I am trying to get all the unique emails from a HTML page into an array. The file is HUGE and there are no real patterns to get just the emails.
Here is an example html called GetEmails.html --- The actual file will have css and much more code to sift through. In this example, notice the unique patterns of emails. In short not all are separated by spaces but some with commas and semi colons etc..
<html>
<body>
<p>This is some text and here is an email me@myemail.com and in this text we will see lots of emails like hello@hotmail.com; mike@hello.com, Bill@John.com or even dot orgs too like ed@wisdom.org and all types such as bill@hot.tv,mary@Mary.us and even Obama@yikes.gov some might be bold Ed@Ed.com and some will look like this Email:<strong>Ed@myemail.com</strong>
</p>
<p><u>There will be pages and pages and pages of text to sift thru so get the emails into an array.</u></p>
<p>This is some text and here is an email me@myemail.com and in this text we will see lots of emails like hello@hotmail.com; mike@hello.com, Bill@John.com or even dot orgs too like ed@wisdom.org and all types such as bill@hot.tv,mary@Mary.us and even Obama@yikes.gov some might be bold Ed@Ed.com and some will look like this Email:<strong>Ed@myemail.com</strong> and repeat This is some text and here is an email me@myemail.com and in this text we will see lots of emails like hello@hotmail.com; mike@hello.com, Bill@John.com or even dot orgs too like ed@wisdom.org and all types such as bill@hot.tv,mary@Mary.us and even Obama@yikes.gov some might be bold Ed@Ed.com and some will look like this Email:<strong>Ed@myemail.com</strong></p>
<p> </p>
</body>
</html>
I thought to use an explode with spaces but that might not work and might use up too much resources.
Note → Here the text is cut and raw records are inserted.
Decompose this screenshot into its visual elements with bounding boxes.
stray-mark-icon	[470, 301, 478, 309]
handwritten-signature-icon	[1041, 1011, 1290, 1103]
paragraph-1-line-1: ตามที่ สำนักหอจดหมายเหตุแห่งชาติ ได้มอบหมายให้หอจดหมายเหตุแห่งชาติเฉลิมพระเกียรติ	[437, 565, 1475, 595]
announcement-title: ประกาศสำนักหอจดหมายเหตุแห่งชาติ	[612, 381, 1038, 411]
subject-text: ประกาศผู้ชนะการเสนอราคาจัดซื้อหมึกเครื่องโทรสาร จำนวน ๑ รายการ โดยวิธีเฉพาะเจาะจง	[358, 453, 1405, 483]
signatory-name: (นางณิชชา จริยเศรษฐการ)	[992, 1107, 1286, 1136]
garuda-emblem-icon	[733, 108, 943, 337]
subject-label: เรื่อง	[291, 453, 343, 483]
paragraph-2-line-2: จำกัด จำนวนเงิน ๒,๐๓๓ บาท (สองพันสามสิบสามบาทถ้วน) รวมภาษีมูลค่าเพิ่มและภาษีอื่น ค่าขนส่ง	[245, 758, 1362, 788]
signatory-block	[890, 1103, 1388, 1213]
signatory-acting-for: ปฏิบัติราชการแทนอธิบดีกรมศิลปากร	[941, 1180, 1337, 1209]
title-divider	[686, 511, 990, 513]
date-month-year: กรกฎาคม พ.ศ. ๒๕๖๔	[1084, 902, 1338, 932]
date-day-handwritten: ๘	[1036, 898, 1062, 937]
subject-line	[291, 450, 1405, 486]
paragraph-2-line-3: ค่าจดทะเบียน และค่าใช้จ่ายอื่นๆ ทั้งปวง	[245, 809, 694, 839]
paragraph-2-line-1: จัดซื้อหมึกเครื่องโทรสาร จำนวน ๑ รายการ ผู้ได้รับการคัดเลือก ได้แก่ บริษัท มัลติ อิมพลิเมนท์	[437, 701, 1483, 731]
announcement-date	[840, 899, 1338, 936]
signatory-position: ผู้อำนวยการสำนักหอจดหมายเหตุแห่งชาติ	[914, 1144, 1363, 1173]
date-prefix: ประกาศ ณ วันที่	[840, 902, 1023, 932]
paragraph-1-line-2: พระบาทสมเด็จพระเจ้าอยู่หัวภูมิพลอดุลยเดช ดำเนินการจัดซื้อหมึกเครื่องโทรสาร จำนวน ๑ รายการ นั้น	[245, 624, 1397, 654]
Just wondering if there is a simple function in php to help me get all the emails into an array. Here is what I tried.
<?
$lines = file('GetEmails.html');
foreach ($lines as $line_num => $line) {
/// Finds if line has email.
if (preg_match('/\b[A-Z0-9._%+-]+@[A-Z0-9.-]+\.[A-Z]{2,4}\b/si', $line))
{
// Puts that line into an array
$line = explode(" " , strip_tags($line));
// Finds if one of the itmes has an @ sign
$fl_array = preg_grep("/@/", $line);
// Puts that email in an array
$TheEmails[] = trim($fl_array);
// Puts only the unique emails an an array
$UniqueEmails= array_unique($TheEmails);
?>
This code above works, however; the HUGE file I will use I am afraid its using resources unnecessarily. Also it will not account for emails separated by commas like this ed@ed.com,mike@mike.com
Any ideas on the best way to do this? At the very least it would be VERY VERY helpful to learn how to do this the best way even if I can only get the emails that are separated by spaces etc...
Hope this makes sense. Thanks so much!